En outre, la poursuite des études autour de l’axe CNF1/Rac1/HACE1 pourrait apporter des éléments nouveaux dans la compréhension d’autres processus cancéreux, notamment dans le cancer de la prostate dont les facteurs favorisants ne sont pas tous connus à ce jour. Une étude récente publiée par Guo. et al. suggère que la toxine CNF1 produite par les UPEC colonisant l’arbre urinaire, pourrait favoriser la progression cancéreuse en stimulant la croissance et la migration cellulaire via l’activation d’une voie de signalisation impliquant Cdc42/PAK1 et l’augmentation de l’expression de MMP-9 (Guo et al., 2017). Rac1 et Cdc42 partagent un grand nombre d’effecteurs comme la kinase Pak1 qui est impliquée dans le cancer. Il est probable que l’implication de Rac1 et Cdc42 dans les effets cellulaires induits par CNF1, et notamment dans le cancer, soient en lien direct avec la sensibilité de chacune de ces GTPases à la dégradation protéasomale. Une absence de dégradation de l’une ou l’autre de ces GTPases aurait donc un effet dominant. L’ensemble de ces travaux montre donc l’intérêt de déterminer plus précisément une implication possible de CNF1 dans le cancer en lien avec la régulation de Rac1 par

HACE1.

En dehors d’avancées possibles dans le cancer du côlon ou de la prostate, la meilleure compréhension de l’interaction moléculaire entre HACE1 et Rac1 permettrait possiblement de préciser des processus moléculaires fondamentaux de la cancérogénèse. De façon intéressante la mutation

ponctuelle Rac1 P29S qui est une mutation « gain de fonction », est retrouvée très fréquemment dans les mélanomes mais également dans des carcinomes épidermoïdes cutanés et dans le cancer du sein.
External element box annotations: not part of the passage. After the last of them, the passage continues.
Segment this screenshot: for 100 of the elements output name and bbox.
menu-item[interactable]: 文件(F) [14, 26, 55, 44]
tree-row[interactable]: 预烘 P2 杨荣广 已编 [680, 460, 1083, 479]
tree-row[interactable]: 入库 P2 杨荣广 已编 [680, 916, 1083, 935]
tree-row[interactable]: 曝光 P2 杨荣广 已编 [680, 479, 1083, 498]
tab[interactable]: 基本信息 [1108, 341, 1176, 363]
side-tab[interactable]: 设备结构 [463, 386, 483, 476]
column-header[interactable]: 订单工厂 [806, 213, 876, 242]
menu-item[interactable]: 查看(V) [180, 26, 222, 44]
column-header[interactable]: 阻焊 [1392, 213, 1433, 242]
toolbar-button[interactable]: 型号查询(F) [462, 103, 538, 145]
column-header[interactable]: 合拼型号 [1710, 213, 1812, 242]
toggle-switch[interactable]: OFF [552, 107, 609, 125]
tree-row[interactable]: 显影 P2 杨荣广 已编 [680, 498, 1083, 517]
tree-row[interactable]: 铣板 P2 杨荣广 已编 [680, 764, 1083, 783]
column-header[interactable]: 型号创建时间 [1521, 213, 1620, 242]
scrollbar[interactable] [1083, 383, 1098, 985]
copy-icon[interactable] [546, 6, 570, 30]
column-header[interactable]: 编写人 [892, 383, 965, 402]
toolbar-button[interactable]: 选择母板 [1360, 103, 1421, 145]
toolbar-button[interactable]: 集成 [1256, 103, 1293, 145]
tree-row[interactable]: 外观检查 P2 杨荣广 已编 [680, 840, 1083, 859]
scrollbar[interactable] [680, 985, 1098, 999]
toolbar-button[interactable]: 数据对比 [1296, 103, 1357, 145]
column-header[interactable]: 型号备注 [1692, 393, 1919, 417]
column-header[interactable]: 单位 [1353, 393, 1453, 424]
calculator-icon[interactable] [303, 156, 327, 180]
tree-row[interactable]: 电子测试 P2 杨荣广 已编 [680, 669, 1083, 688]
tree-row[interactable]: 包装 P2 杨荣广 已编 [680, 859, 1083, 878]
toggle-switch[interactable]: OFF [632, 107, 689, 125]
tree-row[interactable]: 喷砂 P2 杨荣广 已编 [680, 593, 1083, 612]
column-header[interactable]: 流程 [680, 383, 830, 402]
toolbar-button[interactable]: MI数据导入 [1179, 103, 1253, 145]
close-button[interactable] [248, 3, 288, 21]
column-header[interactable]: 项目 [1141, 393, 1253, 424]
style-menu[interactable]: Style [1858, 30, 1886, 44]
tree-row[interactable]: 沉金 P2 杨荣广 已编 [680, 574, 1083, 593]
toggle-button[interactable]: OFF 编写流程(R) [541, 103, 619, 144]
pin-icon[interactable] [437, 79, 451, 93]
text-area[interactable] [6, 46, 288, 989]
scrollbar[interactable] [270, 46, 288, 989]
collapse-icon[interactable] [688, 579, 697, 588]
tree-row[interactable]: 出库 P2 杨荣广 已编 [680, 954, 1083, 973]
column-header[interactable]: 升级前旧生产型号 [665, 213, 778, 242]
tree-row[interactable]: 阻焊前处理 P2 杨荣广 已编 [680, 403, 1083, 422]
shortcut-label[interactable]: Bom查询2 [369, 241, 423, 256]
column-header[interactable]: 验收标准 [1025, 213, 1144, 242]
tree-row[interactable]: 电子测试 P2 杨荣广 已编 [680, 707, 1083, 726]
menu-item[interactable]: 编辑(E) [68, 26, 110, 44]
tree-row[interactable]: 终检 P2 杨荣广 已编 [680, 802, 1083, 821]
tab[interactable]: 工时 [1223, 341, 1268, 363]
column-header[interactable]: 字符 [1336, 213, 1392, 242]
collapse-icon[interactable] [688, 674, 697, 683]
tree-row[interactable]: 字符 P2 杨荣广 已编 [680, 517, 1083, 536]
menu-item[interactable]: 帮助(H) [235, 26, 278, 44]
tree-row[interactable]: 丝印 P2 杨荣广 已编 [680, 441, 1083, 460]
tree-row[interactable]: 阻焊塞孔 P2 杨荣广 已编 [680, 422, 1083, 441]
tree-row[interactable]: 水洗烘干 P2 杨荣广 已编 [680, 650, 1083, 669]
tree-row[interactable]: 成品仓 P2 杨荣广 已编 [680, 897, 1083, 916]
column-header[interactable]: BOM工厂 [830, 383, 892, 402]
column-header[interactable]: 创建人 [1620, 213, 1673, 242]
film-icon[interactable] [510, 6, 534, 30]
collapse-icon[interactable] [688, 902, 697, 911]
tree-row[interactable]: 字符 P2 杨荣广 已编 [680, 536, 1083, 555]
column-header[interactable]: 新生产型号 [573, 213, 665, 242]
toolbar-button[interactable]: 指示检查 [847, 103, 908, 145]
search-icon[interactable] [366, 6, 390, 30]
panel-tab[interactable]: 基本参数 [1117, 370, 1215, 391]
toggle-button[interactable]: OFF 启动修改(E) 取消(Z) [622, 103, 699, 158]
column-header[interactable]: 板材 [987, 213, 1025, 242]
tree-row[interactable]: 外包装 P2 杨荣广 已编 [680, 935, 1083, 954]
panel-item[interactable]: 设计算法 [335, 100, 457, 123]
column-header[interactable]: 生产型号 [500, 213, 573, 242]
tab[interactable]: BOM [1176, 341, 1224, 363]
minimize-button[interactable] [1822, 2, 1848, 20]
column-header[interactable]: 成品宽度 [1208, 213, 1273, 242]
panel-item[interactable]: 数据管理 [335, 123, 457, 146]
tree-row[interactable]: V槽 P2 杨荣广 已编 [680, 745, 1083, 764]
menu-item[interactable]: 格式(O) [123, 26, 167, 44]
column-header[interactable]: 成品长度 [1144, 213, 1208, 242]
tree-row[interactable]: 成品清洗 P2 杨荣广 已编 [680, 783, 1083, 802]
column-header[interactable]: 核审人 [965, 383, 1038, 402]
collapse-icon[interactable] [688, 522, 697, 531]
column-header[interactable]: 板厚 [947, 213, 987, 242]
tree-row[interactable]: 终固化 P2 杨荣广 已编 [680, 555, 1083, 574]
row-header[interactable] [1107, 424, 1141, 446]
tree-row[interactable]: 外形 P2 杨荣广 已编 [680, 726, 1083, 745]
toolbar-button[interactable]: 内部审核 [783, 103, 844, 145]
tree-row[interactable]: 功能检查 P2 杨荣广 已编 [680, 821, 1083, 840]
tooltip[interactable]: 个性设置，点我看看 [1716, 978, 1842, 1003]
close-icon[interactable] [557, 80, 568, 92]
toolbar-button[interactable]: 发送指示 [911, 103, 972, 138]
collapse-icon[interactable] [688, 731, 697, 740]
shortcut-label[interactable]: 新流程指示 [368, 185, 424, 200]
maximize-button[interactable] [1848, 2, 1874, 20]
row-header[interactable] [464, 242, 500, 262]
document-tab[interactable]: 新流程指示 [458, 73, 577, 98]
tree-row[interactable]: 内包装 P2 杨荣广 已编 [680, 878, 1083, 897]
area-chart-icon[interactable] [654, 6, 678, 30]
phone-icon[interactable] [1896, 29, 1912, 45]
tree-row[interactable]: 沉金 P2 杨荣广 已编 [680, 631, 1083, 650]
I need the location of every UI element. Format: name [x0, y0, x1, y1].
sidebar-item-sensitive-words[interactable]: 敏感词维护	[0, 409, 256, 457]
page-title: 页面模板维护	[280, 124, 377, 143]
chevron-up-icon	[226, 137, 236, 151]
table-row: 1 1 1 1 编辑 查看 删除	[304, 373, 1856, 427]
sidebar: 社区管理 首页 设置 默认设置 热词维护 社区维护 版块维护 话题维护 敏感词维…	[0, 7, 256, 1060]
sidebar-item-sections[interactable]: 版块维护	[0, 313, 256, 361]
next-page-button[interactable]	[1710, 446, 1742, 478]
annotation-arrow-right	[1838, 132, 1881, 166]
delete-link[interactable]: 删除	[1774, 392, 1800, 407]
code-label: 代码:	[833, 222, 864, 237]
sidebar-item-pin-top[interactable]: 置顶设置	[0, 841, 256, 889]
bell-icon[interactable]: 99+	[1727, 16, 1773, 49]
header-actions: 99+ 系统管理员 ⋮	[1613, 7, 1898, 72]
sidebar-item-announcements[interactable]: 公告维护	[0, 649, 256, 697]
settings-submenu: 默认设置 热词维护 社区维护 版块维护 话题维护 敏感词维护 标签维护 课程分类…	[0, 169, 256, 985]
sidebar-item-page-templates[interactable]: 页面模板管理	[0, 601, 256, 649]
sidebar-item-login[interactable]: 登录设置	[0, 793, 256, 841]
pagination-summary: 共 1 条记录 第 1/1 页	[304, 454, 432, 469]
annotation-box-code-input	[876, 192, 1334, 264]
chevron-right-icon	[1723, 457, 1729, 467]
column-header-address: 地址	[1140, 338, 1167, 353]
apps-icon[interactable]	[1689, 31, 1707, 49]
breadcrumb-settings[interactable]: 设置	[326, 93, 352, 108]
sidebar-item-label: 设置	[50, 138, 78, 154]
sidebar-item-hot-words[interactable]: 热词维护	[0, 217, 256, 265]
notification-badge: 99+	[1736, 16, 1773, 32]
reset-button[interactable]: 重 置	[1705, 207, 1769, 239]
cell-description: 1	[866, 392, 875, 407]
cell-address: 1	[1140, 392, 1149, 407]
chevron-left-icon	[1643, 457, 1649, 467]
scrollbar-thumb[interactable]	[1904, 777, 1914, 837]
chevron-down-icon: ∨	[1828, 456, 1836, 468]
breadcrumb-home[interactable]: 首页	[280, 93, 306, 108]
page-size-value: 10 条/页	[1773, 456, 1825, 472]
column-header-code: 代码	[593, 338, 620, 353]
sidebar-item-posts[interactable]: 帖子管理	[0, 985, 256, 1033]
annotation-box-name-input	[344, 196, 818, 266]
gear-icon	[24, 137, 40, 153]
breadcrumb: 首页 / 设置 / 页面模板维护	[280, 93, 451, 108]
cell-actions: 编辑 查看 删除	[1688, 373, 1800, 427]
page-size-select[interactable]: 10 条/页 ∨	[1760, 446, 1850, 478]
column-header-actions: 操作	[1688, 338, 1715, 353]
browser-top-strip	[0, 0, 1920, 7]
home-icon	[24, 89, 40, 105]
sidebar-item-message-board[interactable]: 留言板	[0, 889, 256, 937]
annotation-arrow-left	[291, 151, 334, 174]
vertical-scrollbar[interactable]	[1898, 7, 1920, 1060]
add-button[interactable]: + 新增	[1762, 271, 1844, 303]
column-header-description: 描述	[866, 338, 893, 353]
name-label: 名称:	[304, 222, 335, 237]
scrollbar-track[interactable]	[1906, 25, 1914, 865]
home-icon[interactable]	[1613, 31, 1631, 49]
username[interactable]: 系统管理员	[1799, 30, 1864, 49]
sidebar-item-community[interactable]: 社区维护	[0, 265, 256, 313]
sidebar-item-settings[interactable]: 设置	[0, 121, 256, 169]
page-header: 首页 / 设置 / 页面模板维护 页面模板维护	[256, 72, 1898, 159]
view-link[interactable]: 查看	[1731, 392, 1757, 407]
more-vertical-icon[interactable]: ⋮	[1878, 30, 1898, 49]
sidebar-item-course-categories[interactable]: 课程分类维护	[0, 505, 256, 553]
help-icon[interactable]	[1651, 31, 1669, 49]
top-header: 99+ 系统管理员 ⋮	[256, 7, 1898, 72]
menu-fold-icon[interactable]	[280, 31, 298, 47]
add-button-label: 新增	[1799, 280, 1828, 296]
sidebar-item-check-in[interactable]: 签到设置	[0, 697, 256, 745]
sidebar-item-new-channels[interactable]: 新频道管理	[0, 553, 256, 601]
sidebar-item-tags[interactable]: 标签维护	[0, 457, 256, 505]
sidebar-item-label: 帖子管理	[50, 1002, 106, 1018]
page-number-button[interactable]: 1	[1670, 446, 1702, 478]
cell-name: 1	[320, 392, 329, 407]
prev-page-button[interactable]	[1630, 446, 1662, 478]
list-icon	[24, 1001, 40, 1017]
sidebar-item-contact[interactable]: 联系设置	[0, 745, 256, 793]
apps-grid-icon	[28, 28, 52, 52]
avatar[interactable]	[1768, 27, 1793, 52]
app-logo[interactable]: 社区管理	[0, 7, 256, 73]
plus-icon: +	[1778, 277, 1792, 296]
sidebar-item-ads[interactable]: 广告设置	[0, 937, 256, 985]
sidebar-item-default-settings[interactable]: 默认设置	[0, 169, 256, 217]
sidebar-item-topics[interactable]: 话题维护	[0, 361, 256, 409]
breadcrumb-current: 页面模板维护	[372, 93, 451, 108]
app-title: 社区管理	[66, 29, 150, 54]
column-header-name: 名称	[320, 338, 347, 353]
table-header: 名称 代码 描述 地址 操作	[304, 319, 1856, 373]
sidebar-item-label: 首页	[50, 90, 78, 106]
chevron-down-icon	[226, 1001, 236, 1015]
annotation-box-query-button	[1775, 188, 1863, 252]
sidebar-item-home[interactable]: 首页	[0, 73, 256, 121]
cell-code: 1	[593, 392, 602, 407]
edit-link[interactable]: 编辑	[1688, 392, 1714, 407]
Il serait intéressant d’évaluer si cette mutation fréquemment associée au cancer échappe à la régulation par HACE1. Nous pourrons dans un premier temps, en utilisant des techniques maitrisées au laboratoire, évaluer la capacité d’HACE1 à interagir et à ubiquityler le mutant P29S de Rac1. D’un point de vue fonctionnel, il serait également intéressant de comparer la capacité de croissance en agar mou de cellules surexprimant Rac1 P29S en comparaison des cellules contrôles surexprimant Rac1 sauvage et vecteur vide, et d’autre part la capacité de croissance de ces mêmes cellules en condition de surexpression d’HACE1. Ces résultats nous permettraient d’évaluer si le mutant P29S est capable d’échapper au contrôle d’HACE1 qui limite la prolifération cellulaire. Les capacités transformantes du mutant Rac1 P29S pourront être également évaluer sur modèle de souris immunodéficientes, en injectant aux souris des cellules surexprimant ce mutant en condition contrôle ou d’expression d’HACE1.